Prime Minister Viktor Orbán can be satisfied even though he fell short of the quorum for a valid vote, Právo explains:

“Orbán believes the time is ripe to change the constitution and give Brussels the finger. Meanwhile the Hungarian opposition won't be deprived of its victory, seconded by Brussels, where there is talk of the glorious victory of 'passive resistance' against Orbán. … Even if the prime minister didn't obtain a majority - if he retains the support of three-quarters of those who voted for him now he needn't worry about the next elections. Moreover his minority in the referendum was a lot larger than the 'majority' that elected the Hungarian MEPs. And the number of voters who cast their ballot against the quotas was higher than those who voted for Hungary to join the EU 13 years ago.”

Der Standard (AT) /

Orbán's seeds have borne fruit

Orbán may have failed with his refugee referendum but he has left his unmistakable mark on EU refugee policy over the last year, Der Standard concludes:

“Even back then the Hungarian prime minister was the first to vehemently insist on stringent 'defence measures' on the EU's outer border with Serbia; the first to announce without any beating around the bush that he would build a high fence to stop the refugees on the Balkan route. … The seeds Viktor Orbán has sown and which aim to fend off foreigners rather than integrate them have borne fruit.
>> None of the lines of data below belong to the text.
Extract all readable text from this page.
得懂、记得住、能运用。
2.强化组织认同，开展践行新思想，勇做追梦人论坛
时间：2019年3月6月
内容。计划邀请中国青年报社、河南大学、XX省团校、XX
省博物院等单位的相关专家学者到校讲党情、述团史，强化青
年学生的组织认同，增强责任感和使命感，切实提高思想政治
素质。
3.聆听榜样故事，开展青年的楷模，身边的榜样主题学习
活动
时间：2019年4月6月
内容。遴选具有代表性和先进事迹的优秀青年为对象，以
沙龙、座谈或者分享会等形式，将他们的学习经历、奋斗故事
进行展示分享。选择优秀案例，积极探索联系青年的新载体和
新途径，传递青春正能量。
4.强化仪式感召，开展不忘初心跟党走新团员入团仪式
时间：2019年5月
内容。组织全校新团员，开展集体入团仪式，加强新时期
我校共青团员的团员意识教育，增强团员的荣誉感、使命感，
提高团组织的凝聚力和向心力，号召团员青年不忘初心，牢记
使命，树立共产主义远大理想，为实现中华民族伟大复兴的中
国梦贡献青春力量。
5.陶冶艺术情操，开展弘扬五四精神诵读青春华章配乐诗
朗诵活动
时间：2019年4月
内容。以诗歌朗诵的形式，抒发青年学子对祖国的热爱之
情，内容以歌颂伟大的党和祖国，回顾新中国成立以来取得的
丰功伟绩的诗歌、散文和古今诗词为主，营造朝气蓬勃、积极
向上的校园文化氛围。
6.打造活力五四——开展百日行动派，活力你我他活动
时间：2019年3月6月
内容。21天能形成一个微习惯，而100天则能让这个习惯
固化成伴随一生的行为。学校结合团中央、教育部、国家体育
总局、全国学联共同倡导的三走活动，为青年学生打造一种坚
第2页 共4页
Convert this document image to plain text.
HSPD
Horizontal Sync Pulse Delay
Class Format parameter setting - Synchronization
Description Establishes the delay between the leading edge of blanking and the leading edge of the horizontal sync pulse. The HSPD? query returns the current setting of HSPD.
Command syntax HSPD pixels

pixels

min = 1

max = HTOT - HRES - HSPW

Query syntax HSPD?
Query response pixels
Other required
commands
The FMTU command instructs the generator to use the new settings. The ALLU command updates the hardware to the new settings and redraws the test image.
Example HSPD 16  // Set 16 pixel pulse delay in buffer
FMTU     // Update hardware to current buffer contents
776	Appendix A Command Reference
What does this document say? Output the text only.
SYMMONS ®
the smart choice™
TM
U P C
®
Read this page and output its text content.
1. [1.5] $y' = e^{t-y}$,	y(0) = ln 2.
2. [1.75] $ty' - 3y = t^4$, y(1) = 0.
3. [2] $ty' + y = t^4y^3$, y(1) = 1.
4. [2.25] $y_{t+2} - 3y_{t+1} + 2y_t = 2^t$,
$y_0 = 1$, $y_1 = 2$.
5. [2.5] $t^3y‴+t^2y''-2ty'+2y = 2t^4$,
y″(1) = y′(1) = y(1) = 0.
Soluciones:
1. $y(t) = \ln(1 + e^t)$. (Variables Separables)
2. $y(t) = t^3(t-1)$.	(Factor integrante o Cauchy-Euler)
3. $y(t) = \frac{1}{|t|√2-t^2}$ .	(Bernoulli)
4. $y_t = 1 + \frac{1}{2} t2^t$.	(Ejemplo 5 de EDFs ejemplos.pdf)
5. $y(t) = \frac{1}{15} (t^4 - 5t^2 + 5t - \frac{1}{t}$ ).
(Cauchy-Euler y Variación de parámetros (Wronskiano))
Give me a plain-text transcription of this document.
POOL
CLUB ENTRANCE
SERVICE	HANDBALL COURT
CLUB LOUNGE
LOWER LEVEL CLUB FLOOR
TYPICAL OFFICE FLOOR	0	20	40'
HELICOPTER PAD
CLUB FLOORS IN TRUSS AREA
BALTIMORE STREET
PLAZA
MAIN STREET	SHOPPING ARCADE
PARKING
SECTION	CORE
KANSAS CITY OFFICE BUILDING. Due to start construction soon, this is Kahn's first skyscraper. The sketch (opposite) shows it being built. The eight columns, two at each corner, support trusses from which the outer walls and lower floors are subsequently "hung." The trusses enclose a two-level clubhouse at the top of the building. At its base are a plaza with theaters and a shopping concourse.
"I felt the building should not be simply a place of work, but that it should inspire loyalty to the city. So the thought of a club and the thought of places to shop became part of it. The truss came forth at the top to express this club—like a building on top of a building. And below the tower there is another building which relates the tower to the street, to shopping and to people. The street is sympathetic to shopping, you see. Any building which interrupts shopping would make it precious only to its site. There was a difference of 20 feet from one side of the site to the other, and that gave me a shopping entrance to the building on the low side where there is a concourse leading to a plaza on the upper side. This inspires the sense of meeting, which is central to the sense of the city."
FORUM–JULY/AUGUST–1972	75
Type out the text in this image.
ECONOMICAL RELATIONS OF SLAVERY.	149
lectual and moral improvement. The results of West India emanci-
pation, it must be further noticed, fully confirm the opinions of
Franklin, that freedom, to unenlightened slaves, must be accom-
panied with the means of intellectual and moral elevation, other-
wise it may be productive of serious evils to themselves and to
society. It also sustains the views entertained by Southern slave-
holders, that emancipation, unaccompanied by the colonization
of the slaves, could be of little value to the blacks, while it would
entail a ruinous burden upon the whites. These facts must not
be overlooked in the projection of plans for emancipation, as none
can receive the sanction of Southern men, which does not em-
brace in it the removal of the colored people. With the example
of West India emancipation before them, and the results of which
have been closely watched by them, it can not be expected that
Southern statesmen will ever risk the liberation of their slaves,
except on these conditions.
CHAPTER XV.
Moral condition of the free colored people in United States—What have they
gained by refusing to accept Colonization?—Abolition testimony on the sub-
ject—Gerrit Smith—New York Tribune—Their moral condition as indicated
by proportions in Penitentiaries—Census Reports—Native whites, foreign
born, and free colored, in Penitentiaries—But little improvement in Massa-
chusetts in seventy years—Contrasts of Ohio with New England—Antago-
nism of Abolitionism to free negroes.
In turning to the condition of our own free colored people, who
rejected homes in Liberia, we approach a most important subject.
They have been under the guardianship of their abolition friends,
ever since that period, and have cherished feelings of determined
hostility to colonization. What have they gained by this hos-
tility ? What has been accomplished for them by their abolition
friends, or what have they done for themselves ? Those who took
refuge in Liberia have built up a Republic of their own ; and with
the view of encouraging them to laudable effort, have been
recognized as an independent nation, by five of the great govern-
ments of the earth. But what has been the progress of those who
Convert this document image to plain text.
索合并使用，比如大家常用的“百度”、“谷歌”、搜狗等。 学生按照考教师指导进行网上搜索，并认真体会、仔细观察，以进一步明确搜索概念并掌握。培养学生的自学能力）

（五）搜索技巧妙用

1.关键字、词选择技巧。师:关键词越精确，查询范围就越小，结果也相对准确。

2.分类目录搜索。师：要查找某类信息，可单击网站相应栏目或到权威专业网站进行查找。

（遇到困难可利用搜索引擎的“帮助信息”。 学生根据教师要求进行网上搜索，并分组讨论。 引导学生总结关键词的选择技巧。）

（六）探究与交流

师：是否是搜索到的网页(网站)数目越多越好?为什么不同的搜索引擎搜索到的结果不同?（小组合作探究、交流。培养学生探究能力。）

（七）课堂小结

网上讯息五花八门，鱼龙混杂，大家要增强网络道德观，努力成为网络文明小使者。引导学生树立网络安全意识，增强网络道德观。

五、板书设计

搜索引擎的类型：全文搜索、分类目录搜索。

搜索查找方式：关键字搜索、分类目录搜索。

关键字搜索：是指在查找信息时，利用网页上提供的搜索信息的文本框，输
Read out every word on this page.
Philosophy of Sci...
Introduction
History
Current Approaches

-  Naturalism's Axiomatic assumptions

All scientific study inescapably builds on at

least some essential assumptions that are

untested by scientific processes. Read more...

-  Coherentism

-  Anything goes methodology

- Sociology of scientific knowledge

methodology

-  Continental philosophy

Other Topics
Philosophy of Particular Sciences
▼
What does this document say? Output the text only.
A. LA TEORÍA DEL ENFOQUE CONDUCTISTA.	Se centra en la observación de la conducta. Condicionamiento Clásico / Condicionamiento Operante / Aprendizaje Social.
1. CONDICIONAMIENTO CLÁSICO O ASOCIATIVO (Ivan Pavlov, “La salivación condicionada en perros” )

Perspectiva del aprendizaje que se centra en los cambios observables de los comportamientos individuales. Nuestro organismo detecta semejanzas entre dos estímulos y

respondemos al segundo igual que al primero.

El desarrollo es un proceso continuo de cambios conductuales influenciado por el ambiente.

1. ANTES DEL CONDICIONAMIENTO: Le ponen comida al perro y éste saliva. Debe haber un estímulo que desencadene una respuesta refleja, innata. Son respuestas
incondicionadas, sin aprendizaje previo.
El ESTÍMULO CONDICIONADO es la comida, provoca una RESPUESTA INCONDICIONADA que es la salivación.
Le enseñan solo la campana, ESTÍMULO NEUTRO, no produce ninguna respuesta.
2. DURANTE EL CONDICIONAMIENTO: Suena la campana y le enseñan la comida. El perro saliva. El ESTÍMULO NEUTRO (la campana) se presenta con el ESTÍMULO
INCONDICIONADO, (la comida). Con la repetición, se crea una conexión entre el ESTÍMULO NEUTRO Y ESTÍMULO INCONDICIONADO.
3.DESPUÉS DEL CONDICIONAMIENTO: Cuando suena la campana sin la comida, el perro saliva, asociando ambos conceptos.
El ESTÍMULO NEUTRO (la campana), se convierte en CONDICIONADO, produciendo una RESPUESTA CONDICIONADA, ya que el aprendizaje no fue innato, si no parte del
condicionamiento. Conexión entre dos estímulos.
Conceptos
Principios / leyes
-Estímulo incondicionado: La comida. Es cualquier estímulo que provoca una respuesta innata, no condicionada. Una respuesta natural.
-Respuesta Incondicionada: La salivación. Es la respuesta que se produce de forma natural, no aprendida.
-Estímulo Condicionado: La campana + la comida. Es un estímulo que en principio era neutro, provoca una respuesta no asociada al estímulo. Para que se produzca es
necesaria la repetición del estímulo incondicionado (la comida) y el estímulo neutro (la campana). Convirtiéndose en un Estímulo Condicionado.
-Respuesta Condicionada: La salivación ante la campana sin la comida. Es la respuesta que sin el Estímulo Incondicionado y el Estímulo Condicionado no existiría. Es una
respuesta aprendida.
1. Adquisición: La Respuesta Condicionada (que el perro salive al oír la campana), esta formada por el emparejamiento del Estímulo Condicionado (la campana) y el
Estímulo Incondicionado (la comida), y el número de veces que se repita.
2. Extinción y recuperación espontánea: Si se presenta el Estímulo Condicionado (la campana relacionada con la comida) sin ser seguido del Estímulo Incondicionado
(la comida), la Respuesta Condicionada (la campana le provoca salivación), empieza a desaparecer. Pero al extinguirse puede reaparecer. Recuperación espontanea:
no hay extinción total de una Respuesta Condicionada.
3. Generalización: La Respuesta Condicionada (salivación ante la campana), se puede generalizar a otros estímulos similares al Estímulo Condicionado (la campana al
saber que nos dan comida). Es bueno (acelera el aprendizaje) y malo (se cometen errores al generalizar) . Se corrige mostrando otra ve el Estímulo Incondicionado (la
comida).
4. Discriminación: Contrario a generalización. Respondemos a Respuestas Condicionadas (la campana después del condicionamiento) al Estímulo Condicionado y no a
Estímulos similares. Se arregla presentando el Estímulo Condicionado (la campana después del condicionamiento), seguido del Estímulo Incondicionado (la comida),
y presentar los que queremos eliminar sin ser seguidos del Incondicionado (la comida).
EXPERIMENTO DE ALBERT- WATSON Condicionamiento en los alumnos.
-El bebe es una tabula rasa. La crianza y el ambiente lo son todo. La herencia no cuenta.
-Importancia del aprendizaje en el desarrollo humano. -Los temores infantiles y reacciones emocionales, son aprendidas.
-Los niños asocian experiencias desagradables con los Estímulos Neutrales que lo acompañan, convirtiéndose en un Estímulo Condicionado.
He has put his stamp on everything. Without doubt the referendum is a domestic defeat for him. But make no mistake about it, now and for the time being EU policy is aimed at keeping migrants away, not taking them in - to the detriment of refugees.”

Mandiner (HU) /

Hatred won't just go away

The hatred whipped up by the Hungarian government won't go away after the referendum, Mandiner fears:

“A mood of doom and gloom prevails among broad swathes of the population. Many people really did believe that the fate of the country - and of Europe, even - depended on the referendum. ... The government incited a huge amount of anger among the people, and that does not bode well for the country. ... Unfortunately we must conclude that this agitation against the 'migrants' has only reached a temporary high point. For years now foreigners living in Hungary have faced the hatred of mainstream society, to say nothing of the omnipresent hatred of the Roma. ... It is out of the question that the cumulated hatred of recent weeks will simply dissipate after the referendum.”